Stage 2 (Runtime) -- slim Python image with only runtime dependencies:

FROM python:3.13-slim-bookworm
RUN apt-get update && apt-get install -y --no-install-recommends libgomp1 && rm -rf /var/lib/apt/lists/*
WORKDIR /app
COPY --from=builder /app/.venv .venv/
COPY --from=builder /app/app app/
ENV PATH="/app/.venv/bin:$PATH"
RUN python -c "import faster_whisper; import openwakeword; import piper"
EXPOSE 8000
CMD ["uvicorn", "app.main:app", "--host", "0.0.0.0", "--port", "8000"]

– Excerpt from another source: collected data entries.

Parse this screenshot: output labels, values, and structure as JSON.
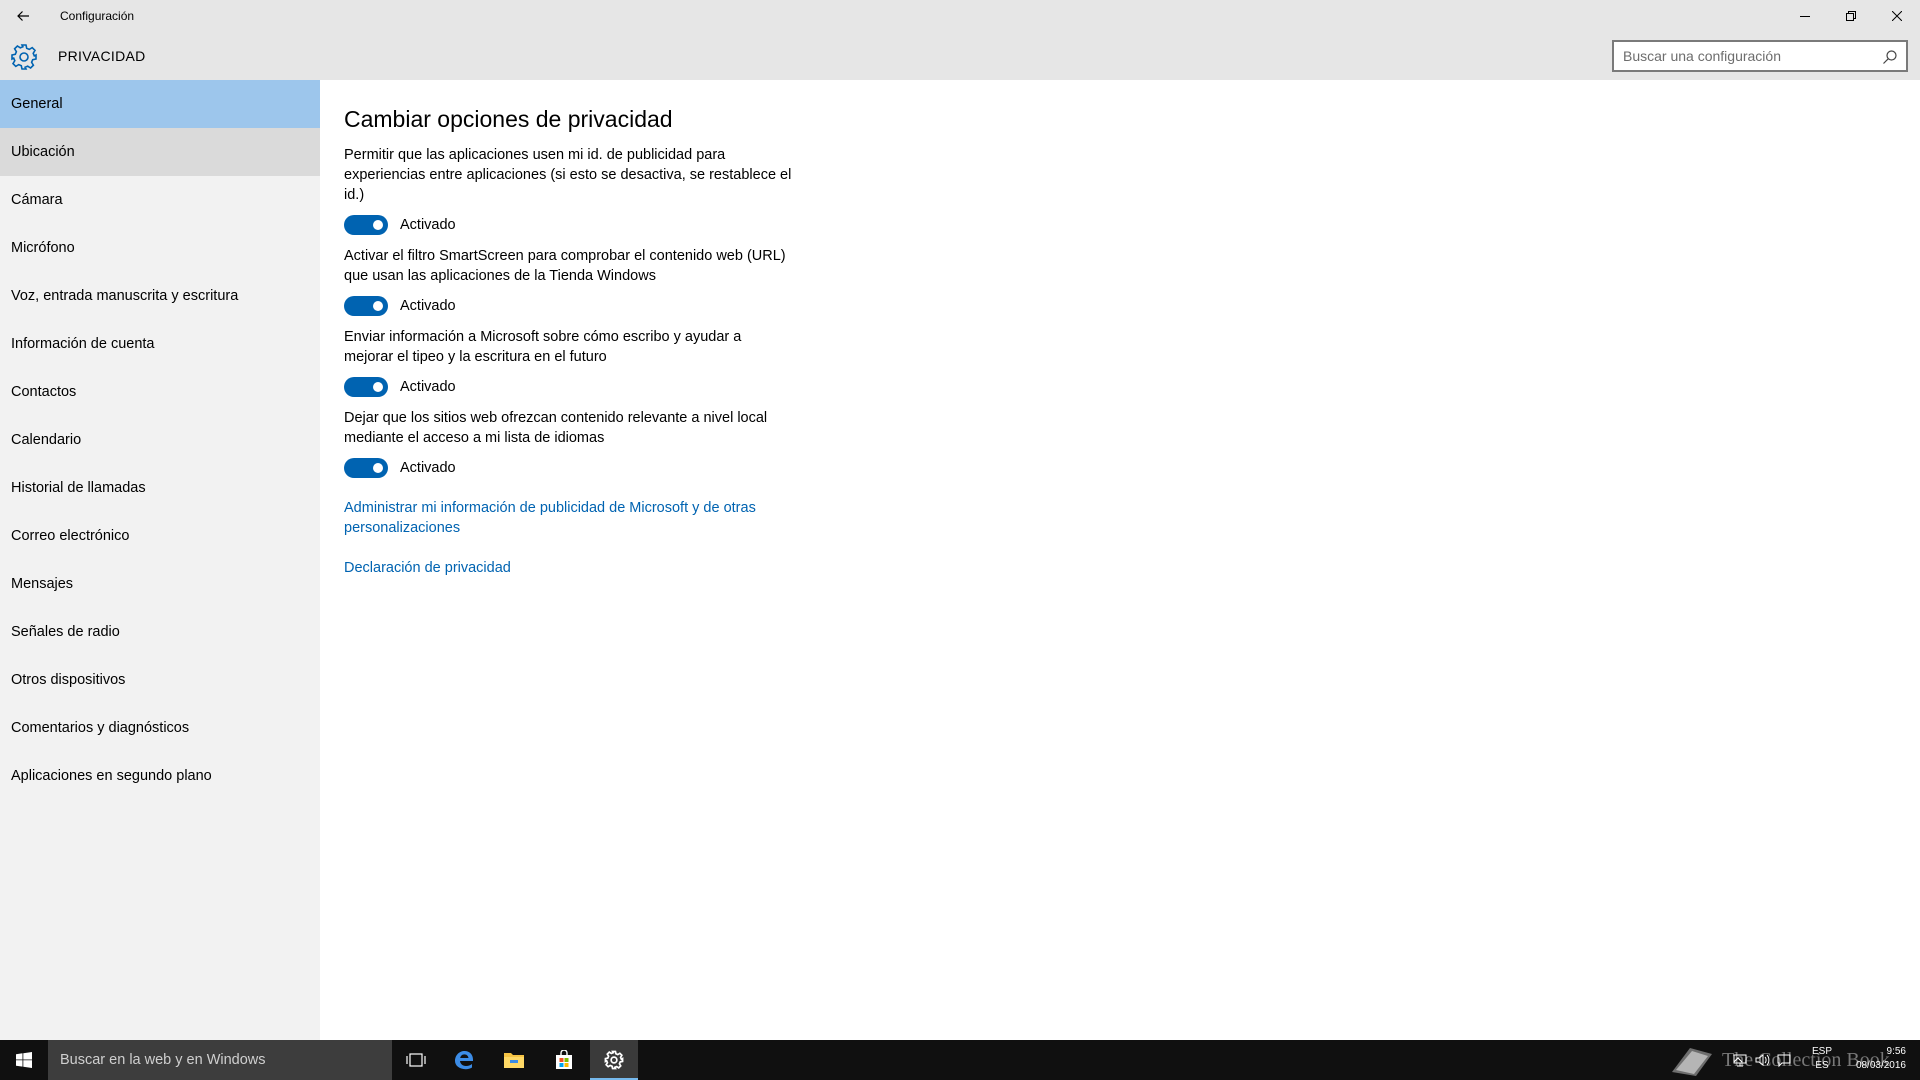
{
  "window": {
    "app_title": "Configuración"
  },
  "header": {
    "page_title": "PRIVACIDAD",
    "search_placeholder": "Buscar una configuración"
  },
  "sidebar": {
    "items": [
      {
        "label": "General",
        "state": "selected"
      },
      {
        "label": "Ubicación",
        "state": "hover"
      },
      {
        "label": "Cámara",
        "state": ""
      },
      {
        "label": "Micrófono",
        "state": ""
      },
      {
        "label": "Voz, entrada manuscrita y escritura",
        "state": ""
      },
      {
        "label": "Información de cuenta",
        "state": ""
      },
      {
        "label": "Contactos",
        "state": ""
      },
      {
        "label": "Calendario",
        "state": ""
      },
      {
        "label": "Historial de llamadas",
        "state": ""
      },
      {
        "label": "Correo electrónico",
        "state": ""
      },
      {
        "label": "Mensajes",
        "state": ""
      },
      {
        "label": "Señales de radio",
        "state": ""
      },
      {
        "label": "Otros dispositivos",
        "state": ""
      },
      {
        "label": "Comentarios y diagnósticos",
        "state": ""
      },
      {
        "label": "Aplicaciones en segundo plano",
        "state": ""
      }
    ]
  },
  "main": {
    "section_title": "Cambiar opciones de privacidad",
    "settings": [
      {
        "description": "Permitir que las aplicaciones usen mi id. de publicidad para experiencias entre aplicaciones (si esto se desactiva, se restablece el id.)",
        "toggle_label": "Activado",
        "on": true
      },
      {
        "description": "Activar el filtro SmartScreen para comprobar el contenido web (URL) que usan las aplicaciones de la Tienda Windows",
        "toggle_label": "Activado",
        "on": true
      },
      {
        "description": "Enviar información a Microsoft sobre cómo escribo y ayudar a mejorar el tipeo y la escritura en el futuro",
        "toggle_label": "Activado",
        "on": true
      },
      {
        "description": "Dejar que los sitios web ofrezcan contenido relevante a nivel local mediante el acceso a mi lista de idiomas",
        "toggle_label": "Activado",
        "on": true
      }
    ],
    "links": [
      "Administrar mi información de publicidad de Microsoft y de otras personalizaciones",
      "Declaración de privacidad"
    ]
  },
  "taskbar": {
    "search_text": "Buscar en la web y en Windows",
    "watermark": "The Collection Book",
    "lang_top": "ESP",
    "lang_bottom": "ES",
    "time": "9:56",
    "date": "08/03/2016"
  },
  "colors": {
    "accent": "#0063b1",
    "selected_nav": "#9dc6ec",
    "hover_nav": "#dadada",
    "chrome": "#e6e6e6",
    "sidebar": "#f2f2f2"
  }
}
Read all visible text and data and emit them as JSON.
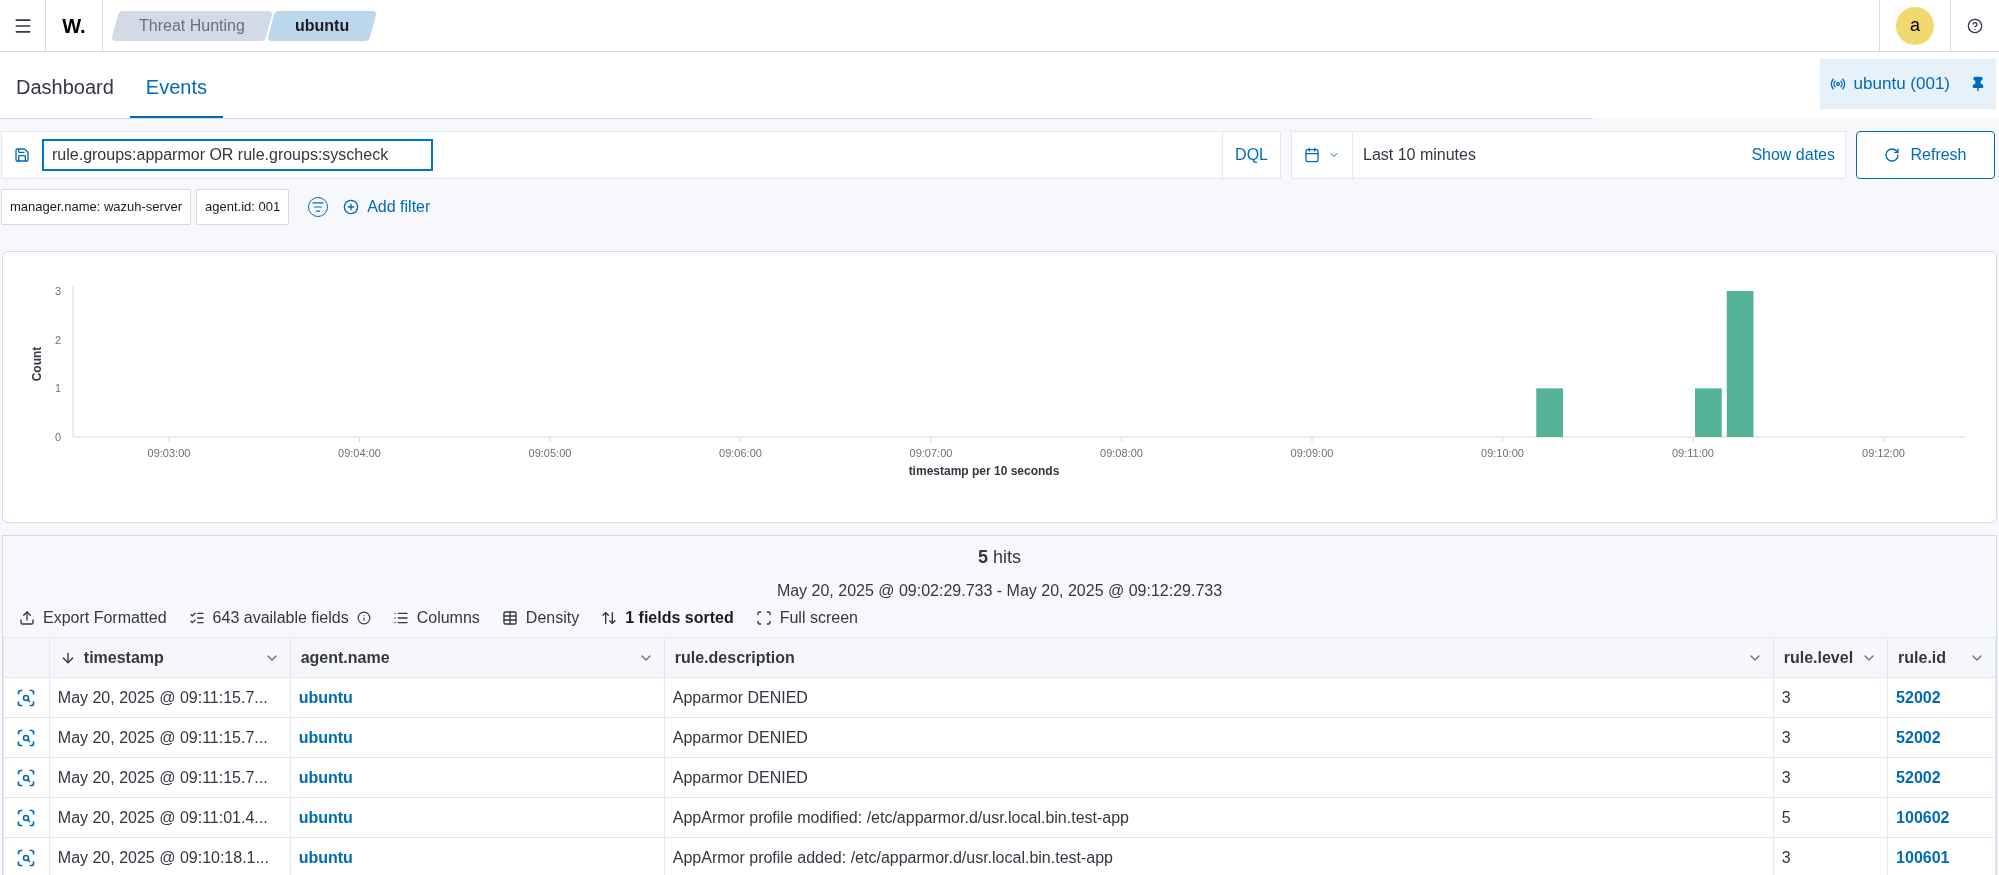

The libgomp1 package is required for OpenMP support (used by faster-whisper). The pre-import step ensures all native libraries load correctly at build time.

Configuration for Docker

When running in Docker, adjust the following in config.yaml:

llm:
  ollama_url: "http://ollama:11434"   # Docker service name, not localhost

audio:
  tts_voice: "/app/models/piper/es_ES-davefx-medium.onnx"  # Absolute path inside the container

Running Ollama on the host

If you prefer running Ollama on the host machine (e.g., to use a GPU), set ollama_url to your host IP instead of the Docker service name, and remove the ollama service from compose.yaml.

Piper Voice Files

Before starting the containers, download the Piper voice model into the mounted directory:

mkdir -p models/piper
cd models/piper
wget https://huggingface.co/rhasspy/piper-voices/resolve/main/es/es_ES/davefx/medium/es_ES-davefx-medium.onnx
wget https://huggingface.co/rhasspy/piper-voices/resolve/main/es/es_ES/davefx/medium/es_ES-davefx-medium.onnx.json
cd ../..

Pulling Ollama Models

After starting the containers, pull the required model into the Ollama service:

docker compose exec ollama ollama pull llama3:8b

This only needs to be done once -- the model is persisted in the ollama-data volume.